As a proponent of a more eco- and animal-friendly farming practices we purchase and pre-order a free range, heritage turkey. However, this may not be the best option for everyone. Here are some of the common labels you will find on turkeys this holiday season courtesy of the National Turkey Federation:


Conventional turkeys are raised in scientifically designed, environmentally controlled barns that provide maximum protection from predators, disease and bad weather. They are given medications to prevent illness and to suppress organisms that are potentially harmful. This is the type of turkey that most Americans associate with Thanksgiving. These turkeys are typically sold fresh and frozen in supermarkets across the United States.

Free Range

The U.S. Department of Agriculture (USDA) says the term “free range” or “free roaming” can be used to describe poultry that “has been allowed access to the outside.” There are a limited number of “free range” turkeys being produced and most of them are for the holiday season. There are fewer “free range” turkeys because of geographic and climatological considerations, making warm weather the most conducive for allowing birds access to the outside.

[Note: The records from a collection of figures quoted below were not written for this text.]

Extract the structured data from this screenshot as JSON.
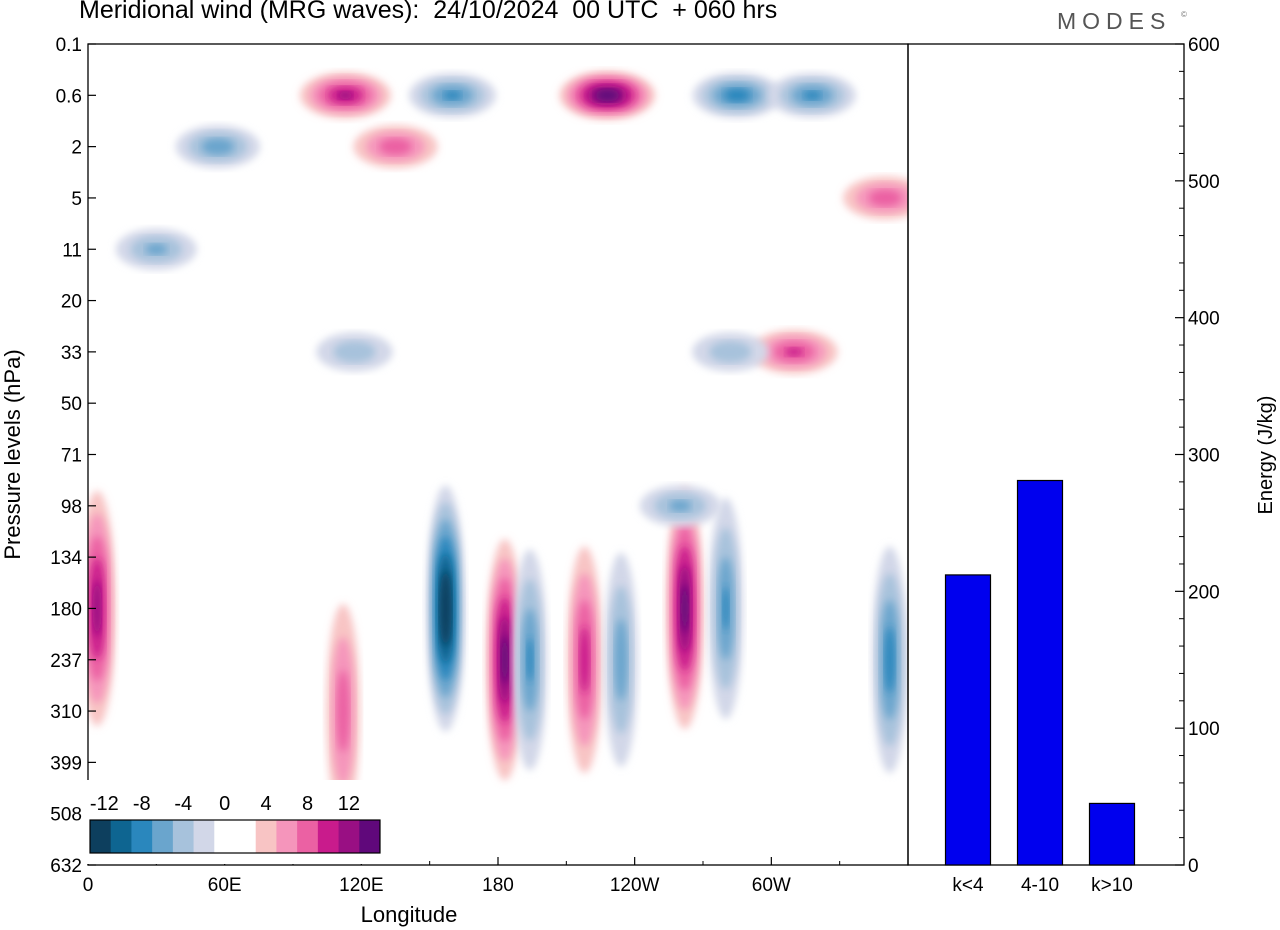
{
  "title": "Meridional wind (MRG waves):  24/10/2024  00 UTC  + 060 hrs",
  "brand": "MODES",
  "brand_mark": "©",
  "colors": {
    "negative": [
      "#0d3f5e",
      "#0e6591",
      "#2a87bd",
      "#6aa5cd",
      "#a7c2dc",
      "#d2d7e8"
    ],
    "neutral": "#ffffff",
    "positive": [
      "#f8c4c4",
      "#f595bb",
      "#eb61a3",
      "#c91b8c",
      "#990f83",
      "#60087b"
    ],
    "bar_fill": "#0000ee",
    "bar_stroke": "#000000"
  },
  "chart_data": [
    {
      "type": "heatmap",
      "title": "Meridional wind (MRG waves):  24/10/2024  00 UTC  + 060 hrs",
      "xlabel": "Longitude",
      "ylabel": "Pressure levels (hPa)",
      "x_ticks": [
        "0",
        "60E",
        "120E",
        "180",
        "120W",
        "60W"
      ],
      "x_tick_degrees_east": [
        0,
        60,
        120,
        180,
        240,
        300
      ],
      "xlim_degrees_east": [
        0,
        360
      ],
      "y_ticks": [
        "0.1",
        "0.6",
        "2",
        "5",
        "11",
        "20",
        "33",
        "50",
        "71",
        "98",
        "134",
        "180",
        "237",
        "310",
        "399",
        "508",
        "632"
      ],
      "colorbar": {
        "labels": [
          "-12",
          "-8",
          "-4",
          "0",
          "4",
          "8",
          "12"
        ],
        "levels": [
          -14,
          -12,
          -10,
          -8,
          -6,
          -4,
          -2,
          2,
          4,
          6,
          8,
          10,
          12,
          14
        ]
      },
      "features": [
        {
          "lon": 157,
          "level": "180",
          "value": -15
        },
        {
          "lon": 183,
          "level": "237",
          "value": 13
        },
        {
          "lon": 194,
          "level": "237",
          "value": -8
        },
        {
          "lon": 218,
          "level": "237",
          "value": 9
        },
        {
          "lon": 234,
          "level": "237",
          "value": -7
        },
        {
          "lon": 262,
          "level": "180",
          "value": 13
        },
        {
          "lon": 280,
          "level": "180",
          "value": -8
        },
        {
          "lon": 4,
          "level": "180",
          "value": 11
        },
        {
          "lon": 352,
          "level": "237",
          "value": -9
        },
        {
          "lon": 112,
          "level": "310",
          "value": 7
        },
        {
          "lon": 228,
          "level": "0.6",
          "value": 14
        },
        {
          "lon": 160,
          "level": "0.6",
          "value": -8
        },
        {
          "lon": 285,
          "level": "0.6",
          "value": -9
        },
        {
          "lon": 318,
          "level": "0.6",
          "value": -8
        },
        {
          "lon": 113,
          "level": "0.6",
          "value": 10
        },
        {
          "lon": 135,
          "level": "2",
          "value": 7
        },
        {
          "lon": 350,
          "level": "5",
          "value": 7
        },
        {
          "lon": 30,
          "level": "11",
          "value": -6
        },
        {
          "lon": 57,
          "level": "2",
          "value": -7
        },
        {
          "lon": 117,
          "level": "33",
          "value": -5
        },
        {
          "lon": 310,
          "level": "33",
          "value": 8
        },
        {
          "lon": 260,
          "level": "98",
          "value": -6
        },
        {
          "lon": 282,
          "level": "33",
          "value": -5
        }
      ]
    },
    {
      "type": "bar",
      "ylabel": "Energy (J/kg)",
      "categories": [
        "k<4",
        "4-10",
        "k>10"
      ],
      "values": [
        212,
        281,
        45
      ],
      "ylim": [
        0,
        600
      ],
      "y_ticks": [
        0,
        100,
        200,
        300,
        400,
        500,
        600
      ]
    }
  ]
}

A turkey labeled “organic” has the approval and certification of the USDA. The government standard includes strict regulations on organic feed and free range access and allows no antibiotics. There are also fewer “organic” turkeys for some of the same reasons that there are fewer “free range” turkeys.

Broad-Breasted White

This is the most common type of turkey raised in the United States. This farm-raised domesticated turkey has been transformed in shape and size to meet the demands of consumer’s taste preferences. This turkey yields a higher breast meat content, which is highly regarded by the U.S. consumer.


The term refers to the turkey breeds indigenous to the Americas, dating to early Colonial times. They are Beltsville Small White, Bourbon Red, Jersey Buff, Narragansett, Royal Palm, Slate, Standard Bronze and White Holland. As a result of the market dominance of the conventional Broad-Breasted White, these breeds had been slowly shrinking in population. In 2001, Slow Food USA launched an initiative with the American Livestock Breeds Conservancy to work with small farms to return the heritage turkey to the marketplace. Heritage turkeys grow at a much slower rate than Broad-Breasted Whites. The result is a smaller bird with flavor some describe as gamy; and a thicker layer of fat surrounding the breast.

Do you stick with the conventional turkey, or have you tried a heritage variety in the past?